Given that AWS are running the same software across regions and have the same people & processes in place, and further that there's software that runs across regions (e.g. S3), I'd wager it's not long before we have a multi-region outage.

Finally, some of the multi-AZ problems in the past were compounded because as one AZ went down everyone hammered the other AZs, taking out the APIs at least. That's when everyone believed that AZs were isolated. Now that people know that's not the case, those same systems are going to be hammering across multiple regions.

Perhaps you misread/misinterpreted the level of isolation that AZs provided.

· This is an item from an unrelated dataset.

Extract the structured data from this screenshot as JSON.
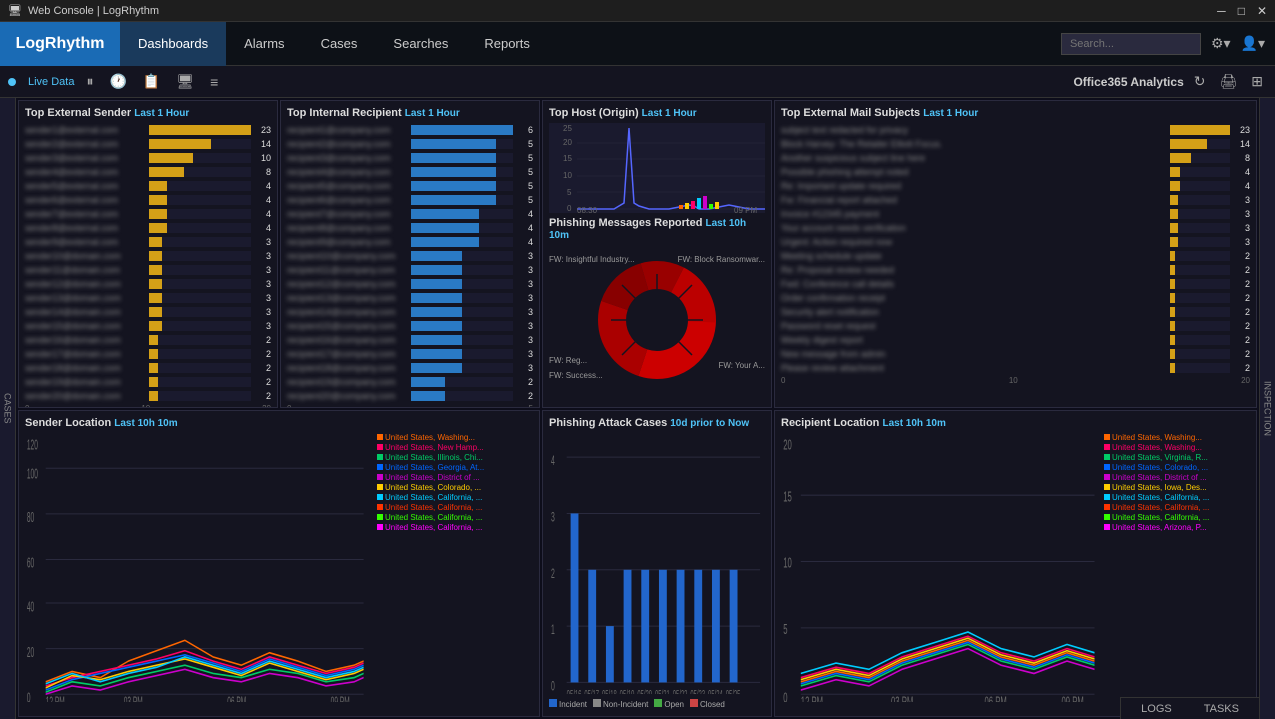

AZs are physically separate data centers. They are protected from fires, flooding, physical disasters. BUT they do share some common components which allow you to do things like shift EIPs between AZs, snapshots, security groups, etc. (Source: http://aws.amazon.com/ec2/faqs/#How_isolated_are_Availabilit...)

Regions on the other hand, are completely separate installations of every component of the AWS stack. You can verify this because no resources can be shared between Regions (snapshots, groups, EIPs etc). You can also verify this during an outage. IE: When the US-EAST-1 API becomes unresponsive (due to throttling), the US-WEST-1/2 are still available.

Regions are 100% independent of one another, both physically and also control plane wise. Also code pushes to regions for new features don't ever happen on the same day.
Source?

AZs were supposed to be independent; they aren't. Fool me one...

I used to work on the EC2 team. The regions are wholly independent of one another.
I hope you blog more of these practices then. AWS doesn't put this stuff in writing, which is very convenient for them when something goes wrong, but makes it nigh on impossible to build a reliable system on EC2.

I don't think it's an easy problem to solve, but to suggest that the regions won't go down together strikes me as "the Titanic is unsinkable" hubris. I hope the AWS team doesn't share your attitude :-)

There were comments during the failure that AWS wasn't properly switching to use the available zones during the outage. That's what I find troubling. You are paying extra for some guaranteed availability and everyone keeps saying thats how you prevent downtime during outages. Then when the times comes it doesnt work?
If you were affected by this, I hope you got a big refund (1+ month).